Soon, however, it becomes clear that there is strong opposition in addition to the optimism and desire for change. For the women's team, this means that some men are beginning to voice objections to the women playing in shorts, and that if this is what change looks like - then change is not desired. The opposition swells, especially online. Arebi documents both the opposition to the team and the women's responses, which are far from simple: The players want to play the game they love, and they also want to respect their religion and society, and are unsure how to balance these conflicting attitudes.

In the end, the team receives the news that they will not be permitted to play.

=== Part 3 ===

Two years later, the women's football team has disbanded. while the Libyan civil war has escalated. Naama, Halima and Fadwa - each in her own way - is trying to understand what happened, and to find a way to express her love of the game. "Together, we had hope, together we lost hope, and together we also renewed our hope", says Arebi.
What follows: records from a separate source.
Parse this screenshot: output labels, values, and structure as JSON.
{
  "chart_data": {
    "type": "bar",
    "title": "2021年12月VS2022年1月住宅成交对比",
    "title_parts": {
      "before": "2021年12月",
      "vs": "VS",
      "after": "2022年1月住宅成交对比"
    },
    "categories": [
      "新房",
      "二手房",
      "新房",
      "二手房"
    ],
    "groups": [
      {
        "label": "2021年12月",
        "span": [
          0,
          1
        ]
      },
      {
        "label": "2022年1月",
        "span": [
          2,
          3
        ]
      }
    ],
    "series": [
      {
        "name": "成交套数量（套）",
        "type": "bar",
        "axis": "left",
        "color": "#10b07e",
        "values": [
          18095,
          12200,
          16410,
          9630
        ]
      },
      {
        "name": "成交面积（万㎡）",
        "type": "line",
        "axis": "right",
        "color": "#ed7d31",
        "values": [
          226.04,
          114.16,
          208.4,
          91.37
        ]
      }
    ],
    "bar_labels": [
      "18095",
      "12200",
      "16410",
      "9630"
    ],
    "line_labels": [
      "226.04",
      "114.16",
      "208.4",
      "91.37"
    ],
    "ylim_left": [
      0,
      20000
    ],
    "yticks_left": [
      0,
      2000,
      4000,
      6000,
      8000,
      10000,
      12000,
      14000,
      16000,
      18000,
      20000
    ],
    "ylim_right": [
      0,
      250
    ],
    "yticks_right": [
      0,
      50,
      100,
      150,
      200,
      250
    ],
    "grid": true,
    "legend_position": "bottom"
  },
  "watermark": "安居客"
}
In spite of the two year jumps in the flow of the film, Arebi continued to film and document in the gaps not covered in Freedom Fields, and is planning on showcasing her work in a second documentary, which she calls "even more tragic", called After the Revolution.

== Release ==
The film premiered at the Toronto International Film Festival in September 2018, and was selected to screen at the British Film Institute in October 2018, and continued from there to additional international festivals. Freedom Fields was nominated for the Bronze Horse award at the Stockholm International Film Festival.